À vingt lieues à l’ouest d’Icosium, aujourd’hui Alger, s’élevait aux bords de la mer une ville, qui ne le cédait qu’à Carthage en magnificence et en étendue : c’était Julia Césarée. Son enceinte, dont on peut suivre encore les traces, offrait plus de trois lieues de circuit. La dévastation n’a pas été aussi profonde, aussi complète à Césarée qu’à Carthage ; de magnifiques colonnes, mille vestiges d’une grandeur antique étonnent encore les regards ; si on en juge par tous les précieux débris que chaque jour révèle, on peut même croire que Césarée était pour les Romains un lieu de prédilection, et qu’ils se plaisaient à la faire resplendir de tout l’éclat des monuments et du luxe des arts.
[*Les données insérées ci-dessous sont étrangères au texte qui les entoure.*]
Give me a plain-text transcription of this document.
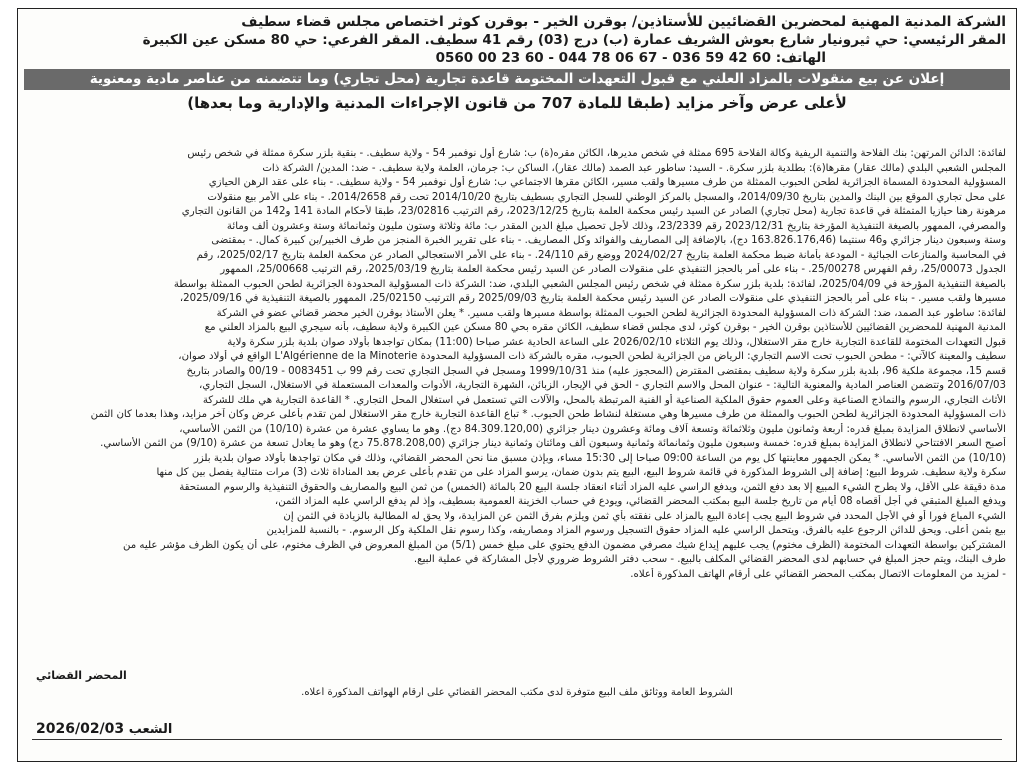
الشركة المدنية المهنية لمحضرين القضائيين للأستاذين/ بوقرن الخير - بوقرن كوثر اختصاص مجلس قضاء سطيف
المقر الرئيسي: حي ثيرونيار شارع بعوش الشريف عمارة (ب) درج (03) رقم 41 سطيف. المقر الفرعي: حي 80 مسكن عين الكبيرة
الهاتف: 60 42 59 036 - 67 06 78 044 - 60 23 00 0560
إعلان عن بيع منقولات بالمزاد العلني مع قبول التعهدات المختومة قاعدة تجارية (محل تجاري) وما تتضمنه من عناصر مادية ومعنوية
لأعلى عرض وآخر مزايد (طبقا للمادة 707 من قانون الإجراءات المدنية والإدارية وما بعدها)

لفائدة: الدائن المرتهن: بنك الفلاحة والتنمية الريفية وكالة الفلاحة 695 ممثلة في شخص مديرها، الكائن مقره(ة) ب: شارع أول نوفمبر 54 - ولاية سطيف. - بنقية بلزر سكرة ممثلة في شخص رئيس
المجلس الشعبي البلدي (مالك عقار) مقرها(ة): بطلدية بلزر سكرة. - السيد: ساطور عبد الصمد (مالك عقار)، الساكن ب: جرمان، العلمة ولاية سطيف. - ضد: المدين/ الشركة ذات
المسؤولية المحدودة المسماة الجزائرية لطحن الحبوب الممثلة من طرف مسيرها ولقب مسير، الكائن مقرها الاجتماعي ب: شارع أول نوفمبر 54 - ولاية سطيف. - بناء على عقد الرهن الحيازي
على محل تجاري الموقع بين البنك والمدين بتاريخ 2014/09/30، والمسجل بالمركز الوطني للسجل التجاري بسطيف بتاريخ 2014/10/20 تحت رقم 2014/2658. - بناء على الأمر بيع منقولات
مرهونة رهنا حيازيا المتمثلة في قاعدة تجارية (محل تجاري) الصادر عن السيد رئيس محكمة العلمة بتاريخ 2023/12/25، رقم الترتيب 23/02816، طبقا لأحكام المادة 141 و142 من القانون التجاري
والمصرفي، الممهور بالصيغة التنفيذية المؤرخة بتاريخ 2023/12/31 رقم 23/2339، وذلك لأجل تحصيل مبلغ الدين المقدر ب: مائة وثلاثة وستون مليون وثمانمائة وستة وعشرون ألف ومائة
وستة وسبعون دينار جزائري و46 سنتيما (163.826.176,46 دج)، بالإضافة إلى المصاريف والفوائد وكل المصاريف. - بناء على تقرير الخبرة المنجز من طرف الخبير/بن كبيرة كمال. - بمقتضى
في المحاسبة والمنازعات الجبائية - المودعة بأمانة ضبط محكمة العلمة بتاريخ 2024/02/27 ووضع رقم 24/110. - بناء على الأمر الاستعجالي الصادر عن محكمة العلمة بتاريخ 2025/02/17، رقم
الجدول 25/00073، رقم الفهرس 25/00278. - بناء على أمر بالحجز التنفيذي على منقولات الصادر عن السيد رئيس محكمة العلمة بتاريخ 2025/03/19، رقم الترتيب 25/00668، الممهور
بالصيغة التنفيذية المؤرخة في 2025/04/09، لفائدة: بلدية بلزر سكرة ممثلة في شخص رئيس المجلس الشعبي البلدي، ضد: الشركة ذات المسؤولية المحدودة الجزائرية لطحن الحبوب الممثلة بواسطة
مسيرها ولقب مسير. - بناء على أمر بالحجز التنفيذي على منقولات الصادر عن السيد رئيس محكمة العلمة بتاريخ 2025/09/03 رقم الترتيب 25/02150، الممهور بالصيغة التنفيذية في 2025/09/16،
لفائدة: ساطور عبد الصمد، ضد: الشركة ذات المسؤولية المحدودة الجزائرية لطحن الحبوب الممثلة بواسطة مسيرها ولقب مسير. * يعلن الأستاذ بوقرن الخير محضر قضائي عضو في الشركة
المدنية المهنية للمحضرين القضائيين للأستاذين بوقرن الخير - بوقرن كوثر، لدى مجلس قضاء سطيف، الكائن مقره بحي 80 مسكن عين الكبيرة ولاية سطيف، بأنه سيجري البيع بالمزاد العلني مع
قبول التعهدات المختومة للقاعدة التجارية خارج مقر الاستغلال، وذلك يوم الثلاثاء 2026/02/10 على الساعة الحادية عشر صباحا (11:00) بمكان تواجدها بأولاد صوان بلدية بلزر سكرة ولاية
سطيف والمعينة كالآتي: - مطحن الحبوب تحت الاسم التجاري: الرياض من الجزائرية لطحن الحبوب، مقره بالشركة ذات المسؤولية المحدودة L'Algérienne de la Minoterie الواقع في أولاد صوان،
قسم 15، مجموعة ملكية 96، بلدية بلزر سكرة ولاية سطيف بمقتضى المقترض (المحجوز عليه) منذ 1999/10/31 ومسجل في السجل التجاري تحت رقم 99 ب 0083451 - 00/19 والصادر بتاريخ
2016/07/03 وتتضمن العناصر المادية والمعنوية التالية: - عنوان المحل والاسم التجاري - الحق في الإيجار، الزبائن، الشهرة التجارية، الأدوات والمعدات المستعملة في الاستغلال، السجل التجاري،
الأثاث التجاري، الرسوم والنماذج الصناعية وعلى العموم حقوق الملكية الصناعية أو الفنية المرتبطة بالمحل، والآلات التي تستعمل في استغلال المحل التجاري. * القاعدة التجارية هي ملك للشركة
ذات المسؤولية المحدودة الجزائرية لطحن الحبوب والممثلة من طرف مسيرها وهي مستغلة لنشاط طحن الحبوب. * تباع القاعدة التجارية خارج مقر الاستغلال لمن تقدم بأعلى عرض وكان آخر مزايد، وهذا بعدما كان الثمن
الأساسي لانطلاق المزايدة بمبلغ قدره: أربعة وثمانون مليون وثلاثمائة وتسعة آلاف ومائة وعشرون دينار جزائري (84.309.120,00 دج). وهو ما يساوي عشرة من عشرة (10/10) من الثمن الأساسي،
أصبح السعر الافتتاحي لانطلاق المزايدة بمبلغ قدره: خمسة وسبعون مليون وثمانمائة وثمانية وسبعون ألف ومائتان وثمانية دينار جزائري (75.878.208,00 دج) وهو ما يعادل تسعة من عشرة (9/10) من الثمن الأساسي.
(10/10) من الثمن الأساسي. * يمكن الجمهور معاينتها كل يوم من الساعة 09:00 صباحا إلى 15:30 مساء، وبإذن مسبق منا نحن المحضر القضائي، وذلك في مكان تواجدها بأولاد صوان بلدية بلزر
سكرة ولاية سطيف. شروط البيع: إضافة إلى الشروط المذكورة في قائمة شروط البيع، البيع يتم بدون ضمان، يرسو المزاد على من تقدم بأعلى عرض بعد المناداة ثلاث (3) مرات متتالية يفصل بين كل منها
مدة دقيقة على الأقل، ولا يطرح الشيء المبيع إلا بعد دفع الثمن، ويدفع الراسي عليه المزاد أثناء انعقاد جلسة البيع 20 بالمائة (الخمس) من ثمن البيع والمصاريف والحقوق التنفيذية والرسوم المستحقة
ويدفع المبلغ المتبقي في أجل أقصاه 08 أيام من تاريخ جلسة البيع بمكتب المحضر القضائي، ويودع في حساب الخزينة العمومية بسطيف، وإذ لم يدفع الراسي عليه المزاد الثمن،
الشيء المباع فورا أو في الأجل المحدد في شروط البيع يجب إعادة البيع بالمزاد على نفقته بأي ثمن ويلزم بفرق الثمن عن المزايدة، ولا يحق له المطالبة بالزيادة في الثمن إن
بيع بثمن أعلى. ويحق للدائن الرجوع عليه بالفرق. ويتحمل الراسي عليه المزاد حقوق التسجيل ورسوم المزاد ومصاريفه، وكذا رسوم نقل الملكية وكل الرسوم. - بالنسبة للمزايدين
المشتركين بواسطة التعهدات المختومة (الظرف مختوم) يجب عليهم إيداع شيك مصرفي مضمون الدفع يحتوي على مبلغ خمس (5/1) من المبلغ المعروض في الظرف مختوم، على أن يكون الظرف مؤشر عليه من
طرف البنك، ويتم حجز المبلغ في حسابهم لدى المحضر القضائي المكلف بالبيع. - سحب دفتر الشروط ضروري لأجل المشاركة في عملية البيع.
- لمزيد من المعلومات الاتصال بمكتب المحضر القضائي على أرقام الهاتف المذكورة أعلاه.

المحضر القضائي
الشروط العامة ووثائق ملف البيع متوفرة لدى مكتب المحضر القضائي على أرقام الهواتف المذكورة أعلاه.
2026/02/03 الشعب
La beauté du site explique cette prédilection des maîtres du monde ; maintenant encore de riches vergers couvrent tout le versant de Césarée ; des champs fermés par des haies de cactus y étalent leur fécondité. Les environs ne présentent que vignes et jardins, Césarée n’attirait pas seulement par ses coteaux fertiles et ses ravissants paysages ; sa position était formidable. Du côté de la terre, on ne pouvait arriver à la ville que par deux défilés d’une très-facile défense ; le côté de la mer présentait seul quelque chance de succès à l’invasion ; et, du reste, un mur de quinze mètres de hauteur suivait, sur un espace de plus de trois mille mètres, toutes les sinuosités du rivage.